From lab to life: Atomic-scale memristors pave the way for brain-like AI and next-generation computing power
- Memristors to bring brain-like computing to AI systems
- Atomically tunable devices provide low-power AI processing
- Neuromorphic circuits open new possibilities for artificial intelligence
A new frontier in semiconductor technology could be closer than ever following the development of atomically tunable ‘memristors’, advanced memory resistors that emulate the neural network of the human brain.
With funding from the National Science Foundation’s Future of Semiconductors (FuSe2) program, this initiative aims to create devices that enable neuromorphic computing – a next-generation approach designed for fast, energy-efficient processing that mimics the brain’s ability to learn and adapt. .

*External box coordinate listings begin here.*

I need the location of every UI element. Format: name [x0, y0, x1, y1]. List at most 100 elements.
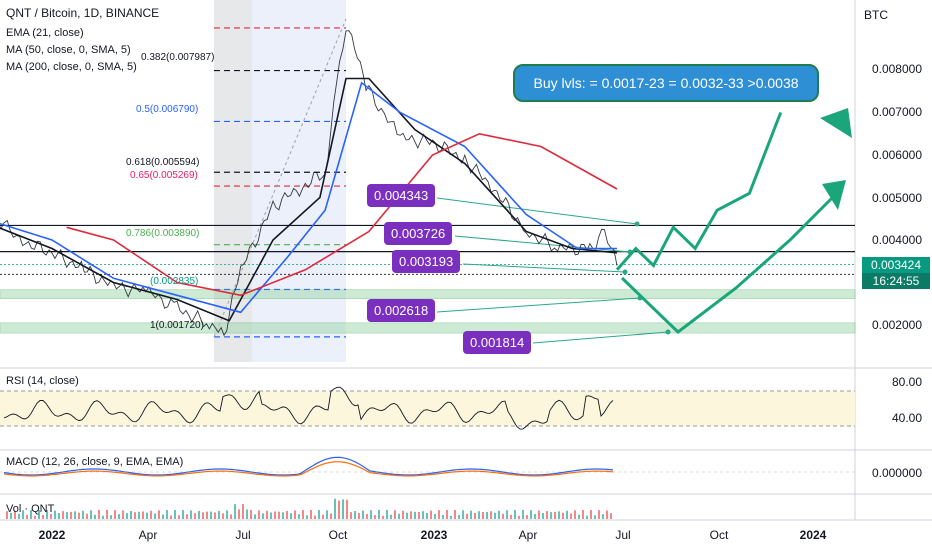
- volume-bar-418: [418, 512, 420, 519]
- volume-bar-202: [202, 512, 204, 519]
- currency-label: BTC: [864, 8, 888, 22]
- volume-bar-234: [234, 504, 236, 519]
- x-tick-apr-2022: Apr: [138, 528, 158, 542]
- volume-bar-438: [438, 510, 440, 519]
- volume-bar-242: [242, 504, 244, 519]
- volume-bar-426: [426, 512, 428, 519]
- tag-leader-2: [462, 263, 626, 273]
- projection-path-lower: [620, 188, 842, 334]
- volume-bar-178: [178, 515, 180, 519]
- volume-bar-462: [462, 510, 464, 519]
- volume-bar-474: [474, 512, 476, 519]
- volume-bar-582: [582, 510, 584, 519]
- volume-bar-470: [470, 510, 472, 519]
- projection-arrowhead-upper: [820, 108, 852, 138]
- fib-label-0886: (0.002835): [150, 276, 199, 287]
- y-tick-3: 0.006000: [871, 148, 922, 162]
- volume-bar-434: [434, 513, 436, 519]
- volume-bar-158: [158, 510, 160, 519]
- volume-bar-210: [210, 511, 212, 519]
- volume-bar-106: [106, 510, 108, 519]
- volume-bar-306: [306, 515, 308, 519]
- volume-bar-354: [354, 511, 356, 519]
- volume-bar-182: [182, 510, 184, 519]
- volume-bar-46: [46, 510, 48, 519]
- volume-bar-22: [22, 510, 24, 519]
- volume-bar-338: [338, 500, 340, 519]
- volume-bar-90: [90, 510, 92, 519]
- volume-bar-250: [250, 510, 252, 519]
- x-tick-jul-2022: Jul: [235, 528, 251, 542]
- volume-bar-66: [66, 512, 68, 519]
- series-line-2: [0, 81, 617, 314]
- price-tag-1: 0.004343: [367, 184, 436, 207]
- tag-leader-3: [436, 297, 641, 313]
- volume-bar-446: [446, 510, 448, 519]
- volume-bar-610: [610, 513, 612, 519]
- volume-bar-578: [578, 514, 580, 519]
- volume-bar-530: [530, 510, 532, 519]
- volume-bar-190: [190, 510, 192, 519]
- x-tick-oct-2022: Oct: [328, 528, 348, 542]
- tag-leader-dot-2: [622, 269, 628, 275]
- volume-bar-222: [222, 513, 224, 519]
- volume-bar-134: [134, 512, 136, 519]
- volume-bar-330: [330, 513, 332, 519]
- volume-bar-282: [282, 512, 284, 519]
- volume-bar-502: [502, 513, 504, 519]
- volume-bar-290: [290, 513, 292, 519]
- x-tick-apr-2023: Apr: [518, 528, 538, 542]
- volume-bar-430: [430, 510, 432, 519]
- volume-bar-166: [166, 510, 168, 519]
- volume-bar-318: [318, 510, 320, 519]
- tag-leader-dot-0: [634, 221, 640, 227]
- volume-bar-14: [14, 510, 16, 519]
- fib-label-0382: 0.382(0.007987): [141, 52, 215, 63]
- volume-bar-490: [490, 511, 492, 519]
- volume-bar-566: [566, 510, 568, 519]
- x-tick-2022: 2022: [38, 528, 66, 542]
- volume-bar-50: [50, 513, 52, 519]
- volume-bar-362: [362, 510, 364, 519]
- rsi-band: [0, 391, 855, 426]
- demand-zone-1: [0, 322, 856, 334]
- volume-bar-42: [42, 514, 44, 519]
- tag-leader-1: [454, 235, 631, 253]
- volume-bar-406: [406, 512, 408, 519]
- volume-bar-598: [598, 510, 600, 519]
- volume-bar-138: [138, 511, 140, 519]
- volume-bar-102: [102, 515, 104, 519]
- volume-bar-606: [606, 510, 608, 519]
- price-tag-2: 0.003726: [384, 222, 453, 245]
- volume-bar-274: [274, 511, 276, 519]
- rsi-tick-80: 80.00: [891, 375, 922, 389]
- volume-bar-198: [198, 510, 200, 519]
- x-tick-jul-2023: Jul: [615, 528, 631, 542]
- volume-bar-370: [370, 510, 372, 519]
- volume-bar-122: [122, 510, 124, 519]
- volume-bar-590: [590, 510, 592, 519]
- volume-bar-262: [262, 513, 264, 519]
- volume-bar-546: [546, 511, 548, 519]
- volume-bar-238: [238, 509, 240, 519]
- volume-bar-374: [374, 515, 376, 519]
- volume-bar-534: [534, 513, 536, 519]
- volume-bar-82: [82, 510, 84, 519]
- volume-bar-258: [258, 510, 260, 519]
- ma200-legend: MA (200, close, 0, SMA, 5): [6, 61, 137, 73]
- volume-bar-386: [386, 510, 388, 519]
- volume-bar-214: [214, 512, 216, 519]
- volume-bar-278: [278, 511, 280, 519]
- volume-bar-266: [266, 510, 268, 519]
- macd-label: MACD (12, 26, close, 9, EMA, EMA): [6, 456, 184, 468]
- volume-bar-450: [450, 515, 452, 519]
- volume-bar-554: [554, 511, 556, 519]
- volume-bar-518: [518, 515, 520, 519]
- volume-bar-286: [286, 510, 288, 519]
- volume-bar-550: [550, 512, 552, 519]
- volume-bar-34: [34, 515, 36, 519]
- price-tag-4: 0.002618: [367, 299, 436, 322]
- volume-bar-230: [230, 514, 232, 519]
- fib-label-065: 0.65(0.005269): [130, 170, 198, 181]
- volume-bar-522: [522, 510, 524, 519]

At the heart of this innovation is the creation of ultra-thin memory devices with atomic-scale control, potentially revolutionizing AI by allowing memristors to act as artificial synapses and neurons. These devices have the potential to significantly improve computing power and efficiency and open up new possibilities for artificial intelligence applications, while training a new generation of semiconductor technology experts.
Neuromorphic computing challenges
The project focuses on solving one of the most fundamental challenges in modern computing: achieving the precision and scalability needed to bring brain-inspired AI systems to life.
To develop energy-efficient, high-speed networks that function like the human brain, memristors are the key components. They can store and process information simultaneously, making them particularly suitable for neuromorphic circuits where they can facilitate the kind of parallel data processing seen in biological brains, potentially overcoming limitations in traditional computer architectures.
The joint research effort between the University of Kansas (KU) and the University of Houston led by Judy Wu, a distinguished professor of physics and astronomy at KU, is supported by a $1.8 million grant from FuSe2.
Wu and her team have developed a method to achieve thicknesses of less than 2 nanometers in memory devices, with film layers approaching an astonishing thickness of 0.1 nanometers – about 10 times thinner than the average nanometer scale.
These developments are crucial for future semiconductor electronics, as they enable the creation of devices that are both extremely thin and capable of precise functionality, with uniformity over a large surface area. The research team will also use a co-design approach that integrates material design, manufacturing and testing.
In addition to the scientific objectives, the project also has a strong focus on workforce development. Recognizing the growing need for skilled professionals in the semiconductor industry, the team has designed an educational outreach component led by experts from both universities.
“The overarching goal of our work is to develop atomically ‘tunable’ memristors that can act as neurons and synapses on a neuromorphic circuit. By developing this circuit, we aim to enable neuromorphic computing. This is the primary focus of our research,” said Wu.
“We want to mimic how our brains think, calculate, make decisions and recognize patterns – essentially everything the brain does at high speed and high energy efficiency.”